Early Thursday afternoon, Senate Appropriations Chairman Jim Stamas, R-Midland, said his understanding was the House was putting together a budget plan it would send to the Senate. That’s different than the normal operating process where the House and Senate negotiate a budget together.

“(I’m) anxious to see what it has in it,” Stamas said of the House proposal. “It’s not something that has been shared with us yet. (We’ll) take a look at it and see where we can go from there.”

Stamas told reporters Thursday that he hadn’t met in person with Albert, R-Lowell, for a week. The House and Senate have disagreed in recent days over a $4.3 billion supplemental spending bill.

Last week, the Senate voted 35-0 to pass the education bill, which featured $840 million for school districts provided through the December round of coronavirus relief, signed by then-President Donald Trump, and $3.3 billion for districts through the March round of relief, signed by President Joe Biden. Under the federal legislation, the money would primarily go to districts with large numbers of students from low-income families.
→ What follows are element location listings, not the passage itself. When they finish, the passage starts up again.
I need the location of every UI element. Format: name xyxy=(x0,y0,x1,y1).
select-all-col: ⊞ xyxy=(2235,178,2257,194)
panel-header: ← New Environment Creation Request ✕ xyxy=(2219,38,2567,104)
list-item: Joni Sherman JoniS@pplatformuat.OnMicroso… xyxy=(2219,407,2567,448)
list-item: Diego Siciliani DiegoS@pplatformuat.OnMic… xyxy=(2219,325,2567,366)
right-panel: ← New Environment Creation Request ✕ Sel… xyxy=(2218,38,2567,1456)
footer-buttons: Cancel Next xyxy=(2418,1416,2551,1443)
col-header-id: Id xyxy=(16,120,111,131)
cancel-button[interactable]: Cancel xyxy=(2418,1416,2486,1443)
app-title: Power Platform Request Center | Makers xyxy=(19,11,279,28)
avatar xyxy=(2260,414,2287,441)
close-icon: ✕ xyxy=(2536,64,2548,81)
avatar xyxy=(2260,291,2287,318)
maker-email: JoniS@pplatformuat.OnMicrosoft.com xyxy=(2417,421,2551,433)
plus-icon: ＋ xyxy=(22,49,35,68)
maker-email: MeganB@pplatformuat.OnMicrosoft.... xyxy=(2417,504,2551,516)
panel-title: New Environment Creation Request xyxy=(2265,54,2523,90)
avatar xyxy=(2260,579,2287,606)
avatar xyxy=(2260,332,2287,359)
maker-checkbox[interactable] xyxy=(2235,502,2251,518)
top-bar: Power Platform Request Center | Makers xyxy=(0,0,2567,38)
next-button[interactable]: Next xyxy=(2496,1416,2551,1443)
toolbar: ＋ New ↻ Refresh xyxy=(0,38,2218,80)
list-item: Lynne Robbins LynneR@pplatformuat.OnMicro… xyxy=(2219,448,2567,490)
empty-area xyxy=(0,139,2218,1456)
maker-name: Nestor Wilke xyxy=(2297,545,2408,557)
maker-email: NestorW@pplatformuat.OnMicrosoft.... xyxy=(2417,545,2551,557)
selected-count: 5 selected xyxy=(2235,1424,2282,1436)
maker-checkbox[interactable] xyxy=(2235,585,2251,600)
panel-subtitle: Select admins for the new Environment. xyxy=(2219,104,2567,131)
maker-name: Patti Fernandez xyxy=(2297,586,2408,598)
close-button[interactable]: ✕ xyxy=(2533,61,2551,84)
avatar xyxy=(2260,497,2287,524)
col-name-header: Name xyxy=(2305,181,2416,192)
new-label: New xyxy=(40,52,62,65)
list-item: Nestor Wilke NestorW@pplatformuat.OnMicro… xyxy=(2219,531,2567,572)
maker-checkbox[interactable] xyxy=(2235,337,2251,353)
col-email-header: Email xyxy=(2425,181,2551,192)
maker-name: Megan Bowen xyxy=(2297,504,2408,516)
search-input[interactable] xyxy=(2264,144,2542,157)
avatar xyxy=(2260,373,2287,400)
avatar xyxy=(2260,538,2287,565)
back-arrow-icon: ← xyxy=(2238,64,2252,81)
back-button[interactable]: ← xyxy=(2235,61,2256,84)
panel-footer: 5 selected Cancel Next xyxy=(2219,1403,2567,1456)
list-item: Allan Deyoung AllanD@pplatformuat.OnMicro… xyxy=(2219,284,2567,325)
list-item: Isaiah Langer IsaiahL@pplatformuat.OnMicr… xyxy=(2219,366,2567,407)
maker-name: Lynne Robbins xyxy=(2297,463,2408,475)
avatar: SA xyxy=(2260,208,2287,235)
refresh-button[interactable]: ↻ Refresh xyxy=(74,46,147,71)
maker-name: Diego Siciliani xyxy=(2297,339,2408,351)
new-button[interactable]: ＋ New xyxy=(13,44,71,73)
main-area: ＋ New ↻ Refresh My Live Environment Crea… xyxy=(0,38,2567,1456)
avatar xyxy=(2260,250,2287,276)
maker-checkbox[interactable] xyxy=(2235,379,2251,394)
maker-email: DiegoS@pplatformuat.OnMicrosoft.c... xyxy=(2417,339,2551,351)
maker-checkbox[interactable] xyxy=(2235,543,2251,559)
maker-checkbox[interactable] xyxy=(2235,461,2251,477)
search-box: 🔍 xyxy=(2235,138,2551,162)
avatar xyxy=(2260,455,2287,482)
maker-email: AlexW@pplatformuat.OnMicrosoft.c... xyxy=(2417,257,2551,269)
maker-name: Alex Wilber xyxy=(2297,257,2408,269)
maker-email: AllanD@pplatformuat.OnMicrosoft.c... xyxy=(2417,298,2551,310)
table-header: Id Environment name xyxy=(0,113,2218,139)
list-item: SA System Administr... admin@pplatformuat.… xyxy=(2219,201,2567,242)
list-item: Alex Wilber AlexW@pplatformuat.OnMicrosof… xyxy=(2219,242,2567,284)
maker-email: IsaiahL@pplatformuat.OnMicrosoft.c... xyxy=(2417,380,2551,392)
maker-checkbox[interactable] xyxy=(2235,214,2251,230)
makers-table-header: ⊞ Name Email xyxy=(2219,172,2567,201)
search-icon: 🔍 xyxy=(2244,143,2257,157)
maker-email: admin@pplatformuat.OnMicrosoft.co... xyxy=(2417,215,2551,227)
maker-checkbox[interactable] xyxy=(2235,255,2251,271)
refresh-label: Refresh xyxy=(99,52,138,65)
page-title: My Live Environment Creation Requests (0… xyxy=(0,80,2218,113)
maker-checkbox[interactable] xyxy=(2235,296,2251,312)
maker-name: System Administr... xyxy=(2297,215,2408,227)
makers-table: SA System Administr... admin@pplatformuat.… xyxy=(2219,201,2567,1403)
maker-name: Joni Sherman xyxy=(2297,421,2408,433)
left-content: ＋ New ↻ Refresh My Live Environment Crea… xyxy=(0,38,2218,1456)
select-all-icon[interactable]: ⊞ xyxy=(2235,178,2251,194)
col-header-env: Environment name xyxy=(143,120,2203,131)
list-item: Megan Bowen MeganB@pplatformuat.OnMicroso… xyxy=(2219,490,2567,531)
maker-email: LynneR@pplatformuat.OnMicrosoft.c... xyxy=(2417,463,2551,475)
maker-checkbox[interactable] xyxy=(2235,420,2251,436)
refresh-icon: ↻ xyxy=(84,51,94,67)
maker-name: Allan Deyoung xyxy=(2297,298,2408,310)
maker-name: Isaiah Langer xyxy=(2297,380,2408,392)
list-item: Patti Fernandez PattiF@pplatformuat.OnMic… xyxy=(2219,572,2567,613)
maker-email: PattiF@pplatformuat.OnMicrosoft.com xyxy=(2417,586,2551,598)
The House wanted money for “equalization” payments, using other federal relief funds, to ensure every district received a certain amount per pupil. In a prior proposal, lawmakers proposed $362 million for a minimum of $1,093 per student. Stamas said he wanted to include the “equalization” discussion within the larger talks over the school budget for next year.

The House on Thursday also voted 105-3 to approve the $4.3 billion education supplement, reaching somewhat of a compromise by including the equalization payments in the general budget and giving the money “immediate effect.”

Stamas said he wants to continue to try to meet the July 1 deadline.

“I have committed to the speaker to continue to look at what is sent over,” he said.

Whitmer said Wednesday that Stamas and Albert were participating in “regular and robust conversations” with state budget Director Dave Massaron. There are different priorities for the spending plan, Whitmer said, but both sides of the aisle recognize an economic need and opportunity.

“I would love to see this get done by the end of the month, at least the budget piece, maybe not all of the federal dollars,” Whitmer said. “I don’t know if that’s going to happen. I think that there are different viewpoints in the Legislature on that front.”